Jo-Ann C.

GVHD has caused skin, joint, vision, and cognitive challenges, but thankfully without organ involvement. With early treatment, strong support, and faith, I was able to manage my symptoms, finish my degree during treatment, and continue living and working with gratitude.

Tell us how GVHD is affecting your life, or that of a loved one.
GVHD both acute and chronic have had an impact on my life. Luckily, my issues weren’t internal so no organ involvement. But the aGVHD which was skin and nails was uncomfortable and limiting at first. It required more steps each day to resolve it. cGVHD started with waking up one day and not being able to move my wrists or ankles! I still have some mobility issues. Later onset was dry eye that, to some degree, affects my vision and cognitive trouble which seems to come and go. I’m not sure if it is GVHD related, but I did have a sudden onset of tinnitus, too. It is unnerving to say the least. I feel blessed because my issues are not extreme and I function well on a daily basis even to the point of being able to work. I don’t focus or hero on any of it so sometimes I have to think about how it does impact my days.
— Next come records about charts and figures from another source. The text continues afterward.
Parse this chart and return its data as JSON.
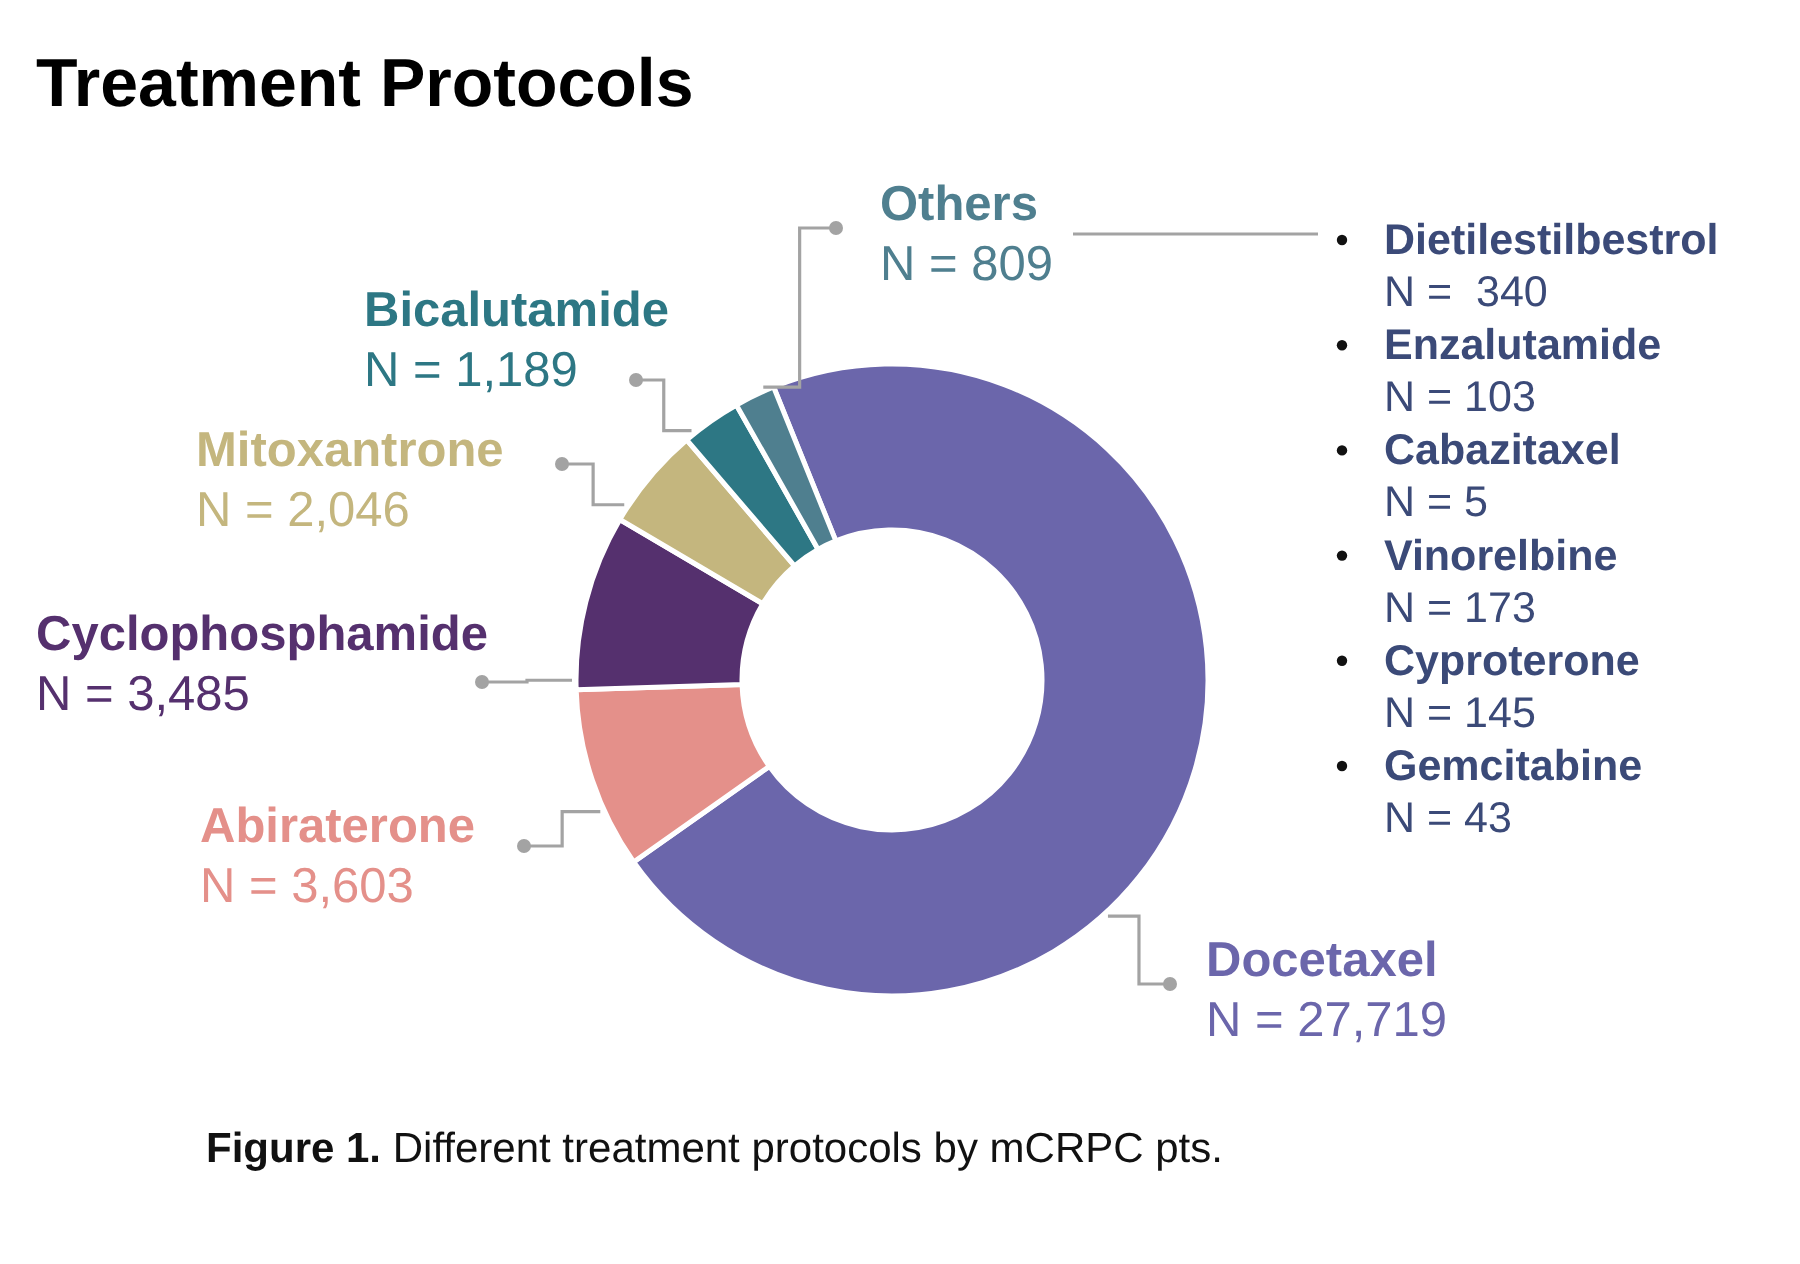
{
  "chart_data": {
    "type": "donut",
    "title": "Treatment Protocols",
    "categories": [
      "Docetaxel",
      "Abiraterone",
      "Cyclophosphamide",
      "Mitoxantrone",
      "Bicalutamide",
      "Others"
    ],
    "values": [
      27719,
      3603,
      3485,
      2046,
      1189,
      809
    ],
    "colors": [
      "#6b66ab",
      "#e4908a",
      "#55306e",
      "#c4b67e",
      "#2d7784",
      "#4f7f8f"
    ],
    "value_labels": [
      "N = 27,719",
      "N = 3,603",
      "N = 3,485",
      "N = 2,046",
      "N = 1,189",
      "N = 809"
    ],
    "annotations": [
      "Dietilestilbestrol",
      "N =  340",
      "Enzalutamide",
      "N = 103",
      "Cabazitaxel",
      "N = 5",
      "Vinorelbine",
      "N = 173",
      "Cyproterone",
      "N = 145",
      "Gemcitabine",
      "N = 43",
      "Figure 1. Different treatment protocols by mCRPC pts."
    ]
  }
}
What is your message of hope? What inspires you to continue the fight against GVHD?
I feel I was extremely fortunate. First, because I had an amazing donor and was still alive! Second, my GVHD issues both acute and chronic were addressed right away. For me, JAKAFI was a life saver. I am grateful to not only have the chance to use that medication but I am note off of it for some time. Most of my issues have resolved to a point of tolerability. In the beginning, I participated in support groups that made all the difference in my emotional strength. 
This is my graduation picture because I managed to go through school and get my undergraduate degree all while being treated at UPENN! That is what can happen when you have and TAKE the story that is available to you during a medical crisis! Having faith is everything!